Accelerated global warming, untapped resources, new sea routes opened by sea ice removal and the future of local populations topped the agenda as foreign ministers bordering the Arctic met on Thursday. in Reykjavik, Iceland.
“We are committed to moving forward in a peaceful Arctic region where cooperation on climate, environment, science and security prevails,” U.S. Secretary of State Antony Blinken told Arctic Council counterparts. of Canada, Denmark, Finland, Iceland, Norway, Russia and Sweden.
“The Arctic as a region for strategic competition has caught the world’s attention,” but the “rule of law” must be ensured so that it remains a conflict-free region where countries act responsibly. ” , added.
The warming climate has opened up the Arctic to shipping, fishing, drilling and mining, and China, an observer of the Council, has not hidden its interest in the vast territory rich in natural resources and where the withdrawal of sea ice has opened new sea routes.
Meanwhile, Russia has strengthened its military presence in the Arctic – reopening and modernizing the bases abandoned since the collapse of the Soviet Union – and the United States has intensified naval exercises.
“It is important to expand the positive relations we have within the Arctic Council to include the military sphere as well,” Russian Foreign Minister Sergey Lavrov told participants at the meeting.
“We stressed at the meeting that here we see no reason for the conflict. Even more so for any development of military programs of some blocs here,” Lavrov told reporters.
The Russian envoy also said his country supported the idea of hosting an Arctic nations summit during his two-year presidency of the Council.
Lavrov has also called for the resumption of regular meetings between cabinet heads of Council member countries.
The annual meetings between heads of the armed forces of the Arctic states were halted in 2014 following the annexation of Crimea by Russia. Russia has not participated in any other forum, the Arctic Security Forces Roundtable, since 2014.
The Arctic Council was created 25 years ago to address issues such as the environment and areas of international cooperation, and its mandate explicitly excludes military security.
Discussions focused largely on the effect of global warming on the region that was previously frozen.
“The climate crisis is our most serious long-term threat, as the Arctic is warming three times faster than anywhere else on the planet,” Canadian Foreign Minister Marc Garneau said.
The alarming data was part of a report released Thursday by the Arctic Monitoring and Assessment Program (AMAP), which also warned of an increased risk of total sea ice disappearance from the region in the summer, before solidify in winter.
“We have a duty to strengthen our cooperation for the benefit of people living in the Arctic,” said Danish Foreign Minister Jeppe Kofod.

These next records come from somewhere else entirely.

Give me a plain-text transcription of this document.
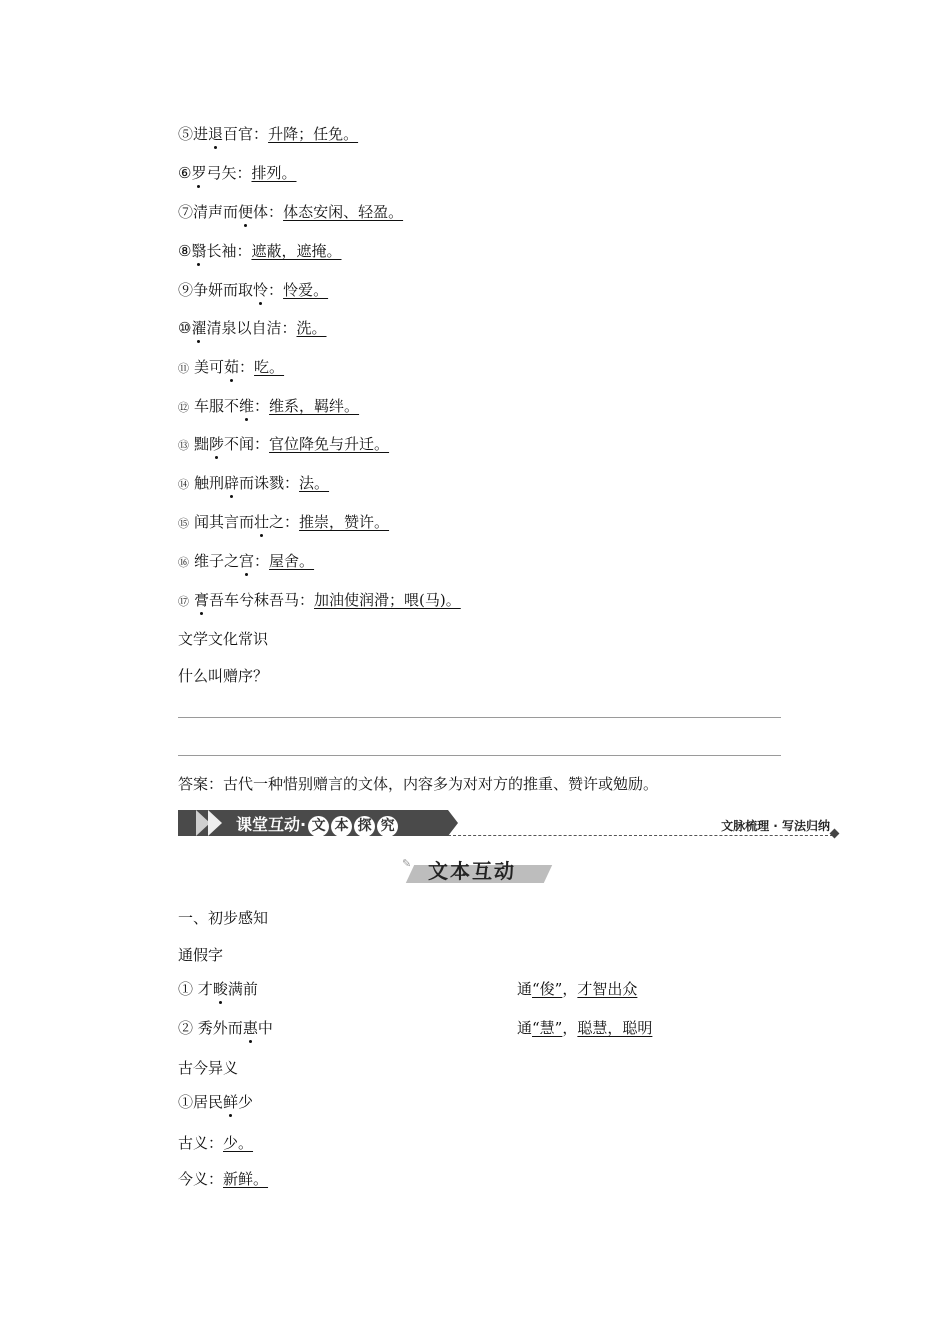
⑤进退百官：升降；任免。
⑥罗弓矢：排列。
⑦清声而便体：体态安闲、轻盈。
⑧翳长袖：遮蔽，遮掩。
⑨争妍而取怜：怜爱。
⑩濯清泉以自洁：洗。
⑪ 美可茹：吃。
⑫ 车服不维：维系，羁绊。
⑬ 黜陟不闻：官位降免与升迁。
⑭ 触刑辟而诛戮：法。
⑮ 闻其言而壮之：推崇，赞许。
⑯ 维子之宫：屋舍。
⑰ 膏吾车兮秣吾马：加油使润滑；喂(马)。
文学文化常识
什么叫赠序？
答案：古代一种惜别赠言的文体，内容多为对对方的推重、赞许或勉励。
课堂互动· 文 本 探 究	文脉梳理 · 写法归纳
✎ 文本互动
一、初步感知
通假字
① 才畯满前	通“俊”，才智出众
② 秀外而惠中	通“慧”，聪慧，聪明
古今异义
①居民鲜少
古义：少。
今义：新鲜。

At the previous 2019 Council meeting in Finland, the Trump administration blocked the signing of a joint statement for the first time since the Council was created in 1996, as it refused to include climate change in the final statement.
The adoption of a joint statement on Thursday went smoothly, as did the agreement on a ten-year strategic plan for the first time in the Council’s history.
In addition to the countries bordering the Arctic, the Council also includes six organizations representing the indigenous peoples of the region and 13 observer countries.
Blinken ended his four-day tour, which began in Denmark, visiting Greenland directly, where he told reporters that the United States wanted its partnership with Greenland, a Danish territory, to be “even stronger” and that it could “confirm” the United States. I was no longer trying to buy it.